L’appel du Christ pour notre existence

L’appel du Christ introduit dans notre existence la possibilité de nous épanouir pour peu que nous lui ouvrions la porte. Il est cet événement qui provoque une série d’événements qui se rencontrent, s’enchaînent, et dont la succession constitue une nouvelle réalité en nous, résultat d’un courant continu d’actions qui se rencontrent, se télescopent pour créer du nouveau en nous-mêmes et autour de nous.

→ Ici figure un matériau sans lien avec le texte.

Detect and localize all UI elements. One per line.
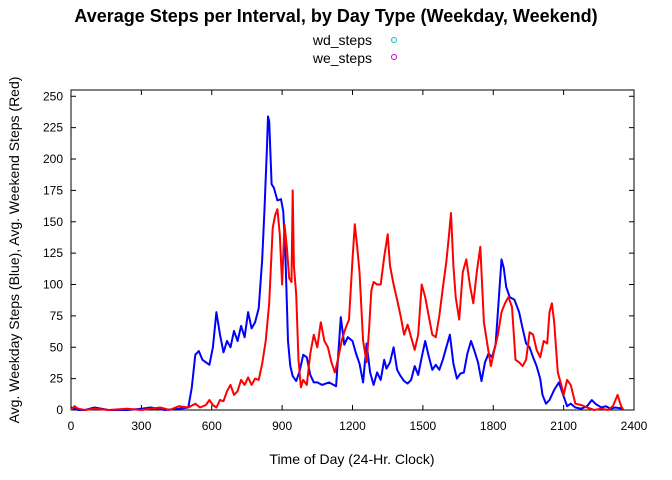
x-axis: 0 300 600 900 1200 1500 1800 2100 2400 xyxy=(68,90,648,433)
x-tick-label: 600 xyxy=(202,419,222,433)
y-tick-label: 50 xyxy=(50,340,64,354)
x-tick-label: 1500 xyxy=(410,419,437,433)
y-tick-label: 100 xyxy=(43,278,63,292)
x-axis-label: Time of Day (24-Hr. Clock) xyxy=(269,451,434,467)
y-axis-label: Avg. Weekday Steps (Blue), Avg. Weekend … xyxy=(6,77,22,424)
legend: wd_steps we_steps xyxy=(312,32,397,66)
x-tick-label: 1800 xyxy=(480,419,507,433)
x-tick-label: 300 xyxy=(131,419,151,433)
x-tick-label: 900 xyxy=(272,419,292,433)
y-tick-label: 150 xyxy=(43,215,63,229)
y-axis: 0 25 50 75 100 125 150 175 200 225 250 xyxy=(43,89,634,417)
x-tick-label: 2400 xyxy=(621,419,648,433)
y-tick-label: 0 xyxy=(56,403,63,417)
y-tick-label: 175 xyxy=(43,183,63,197)
y-tick-label: 25 xyxy=(50,372,64,386)
y-tick-label: 200 xyxy=(43,152,63,166)
series-lines xyxy=(70,115,625,411)
series-line-we-steps xyxy=(70,189,625,411)
y-tick-label: 225 xyxy=(43,121,63,135)
chart-title: Average Steps per Interval, by Day Type … xyxy=(74,6,597,26)
series-line-wd-steps xyxy=(70,115,624,411)
x-tick-label: 1200 xyxy=(339,419,366,433)
y-tick-label: 75 xyxy=(50,309,64,323)
x-tick-label: 0 xyxy=(68,419,75,433)
y-tick-label: 125 xyxy=(43,246,63,260)
legend-label-we-steps: we_steps xyxy=(312,50,372,66)
legend-label-wd-steps: wd_steps xyxy=(312,32,372,48)
legend-marker-we-steps xyxy=(391,54,397,60)
x-tick-label: 2100 xyxy=(550,419,577,433)
y-tick-label: 250 xyxy=(43,89,63,103)
legend-marker-wd-steps xyxy=(391,37,397,43)
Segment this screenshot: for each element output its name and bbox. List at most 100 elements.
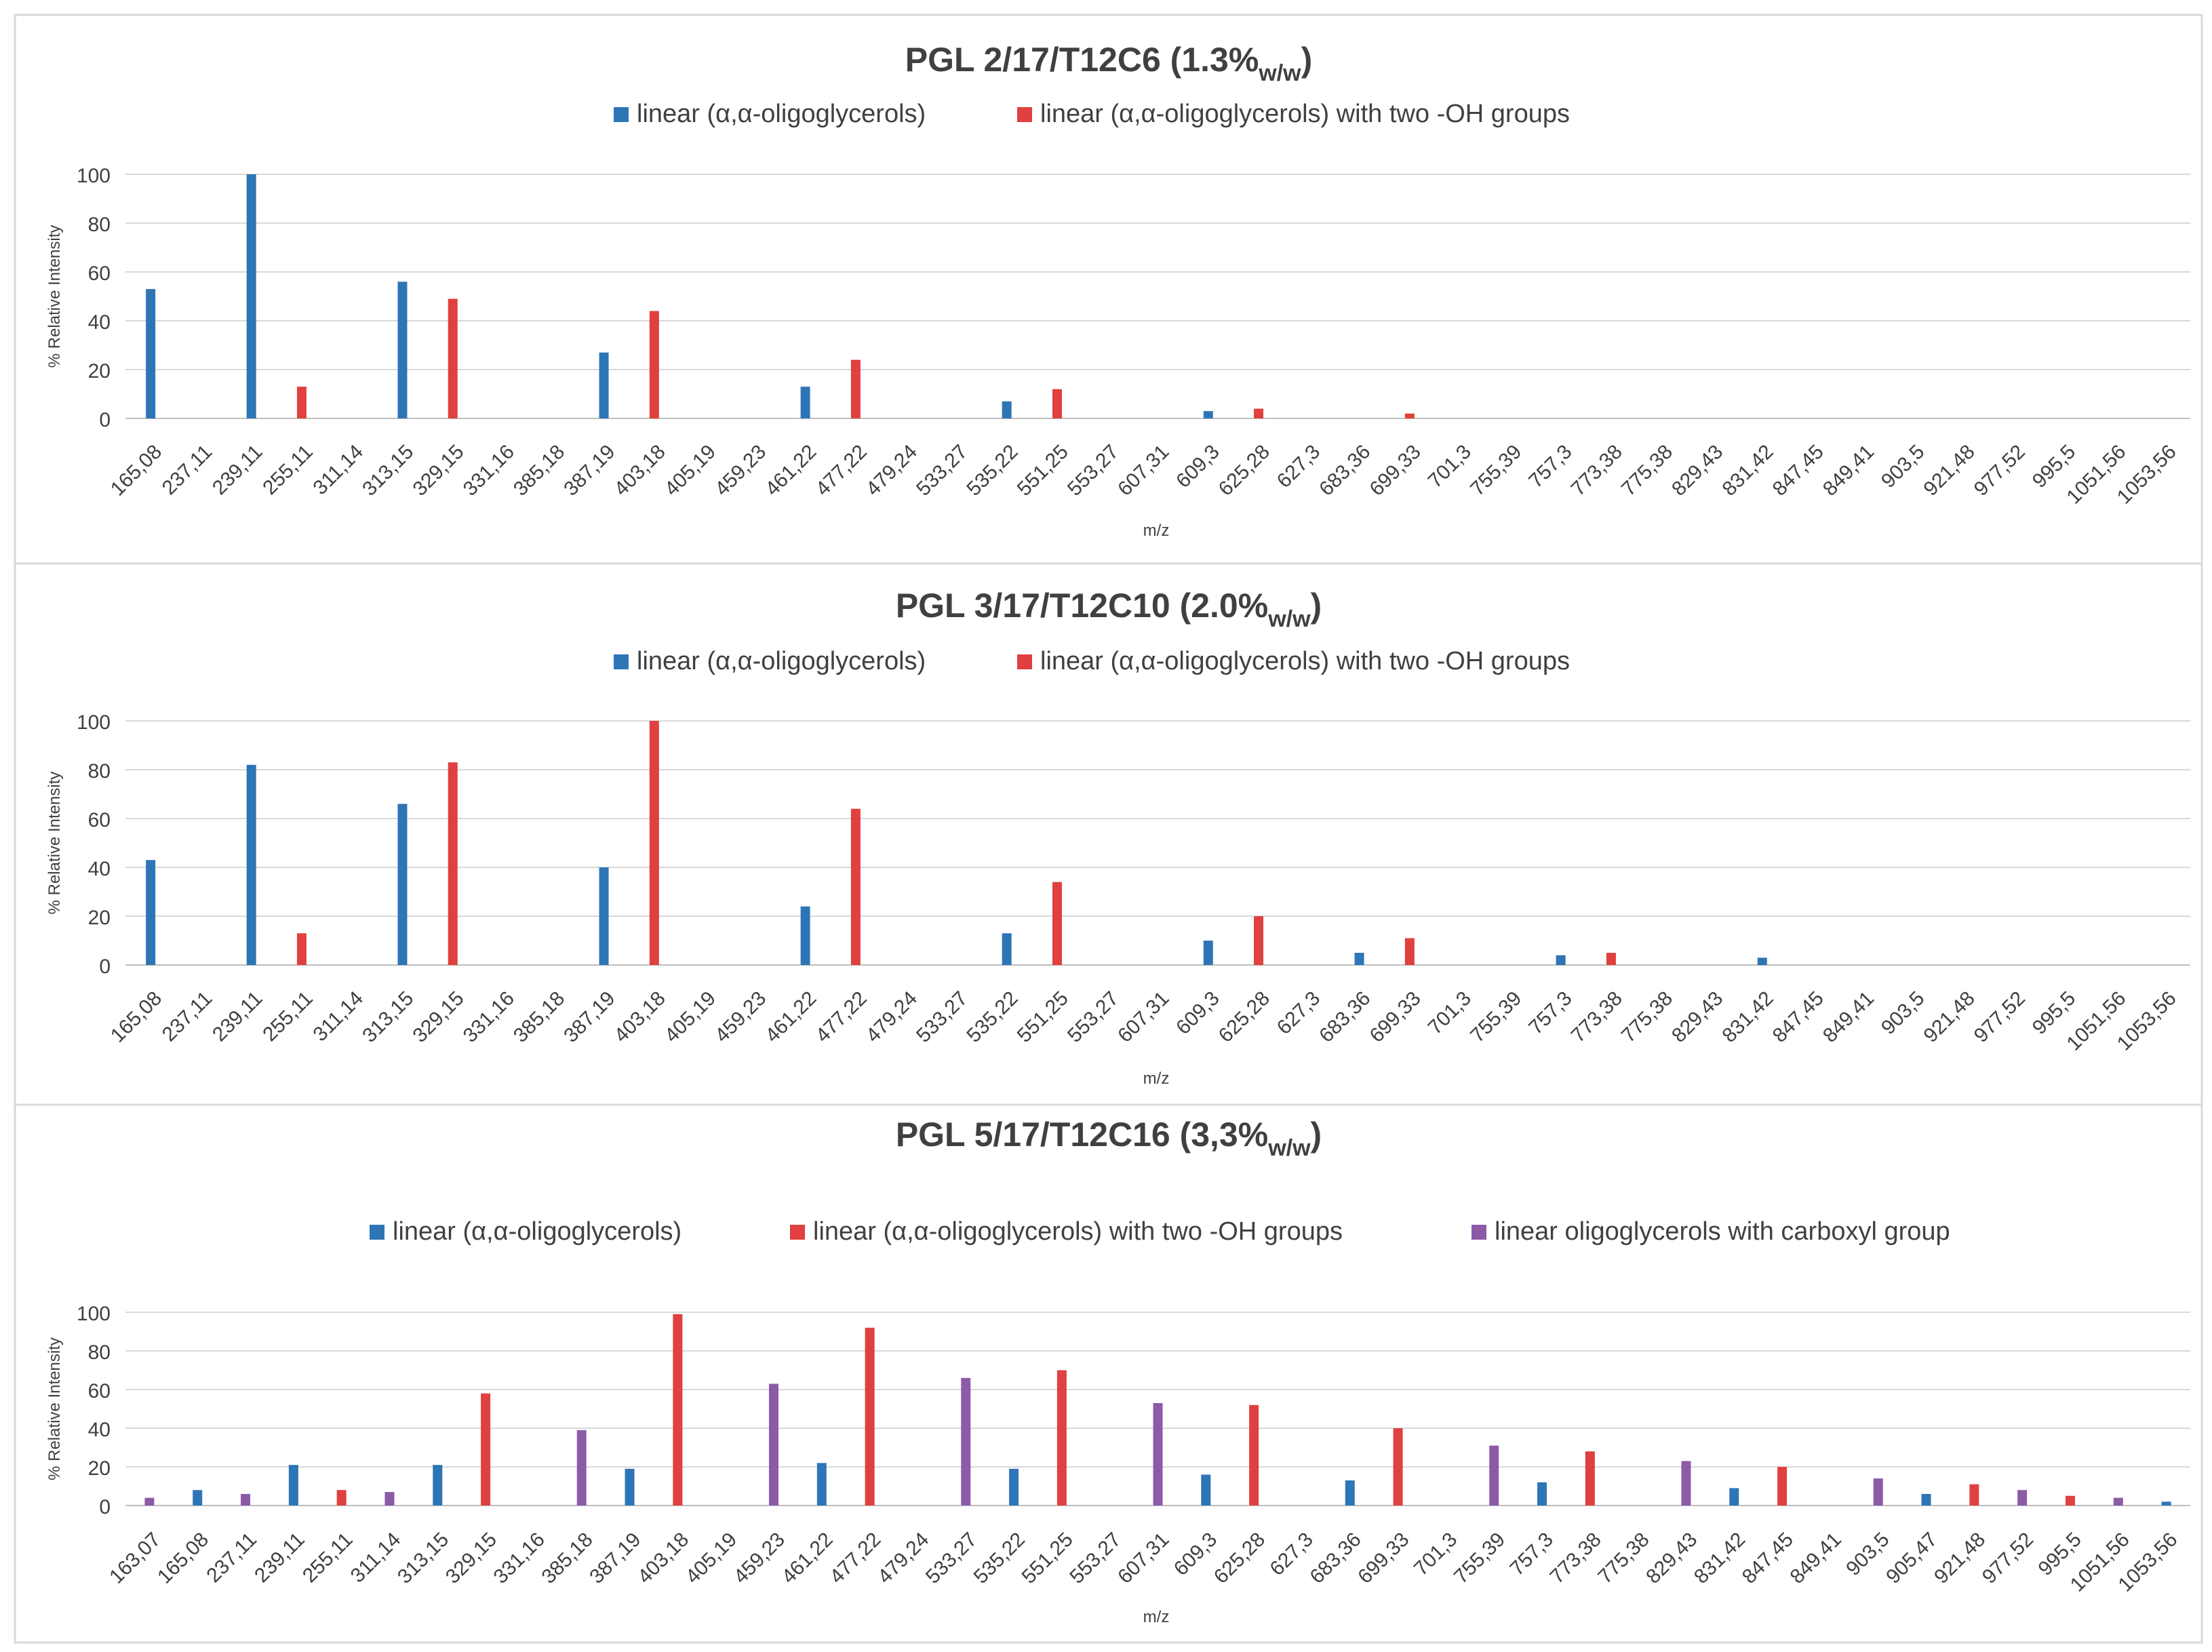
x-tick-label: 847,45 bbox=[1738, 1529, 1798, 1588]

C’est du bien qui en résulte pour nous même et pour les autres. Libres ! Nous pouvons nous épanouir, reconnaissant envers ce monde d’où nous venons des nouvelles possibilités  qui sont offertes à notre avenir, dans notre intérêt et pour celui des autres. Grandir, c’est transformer dans la joie toutes les nouveautés acquises sans rien anéantir du passé.  Christ est bien le processus  des transformations créatrices dans le monde. Là où une transformation est possible, là réside notre espérance. Face à la conscience moderne mourante dans laquelle nous sommes plongés, nous avons besoin d’une imagination libre et courageuse. C’est le Christ en nous, à travers nous, qui est l’espoir du monde.

H.L.



[1] Le pasteur Marc Pernot, cf site de l’Oratoire du Louvre.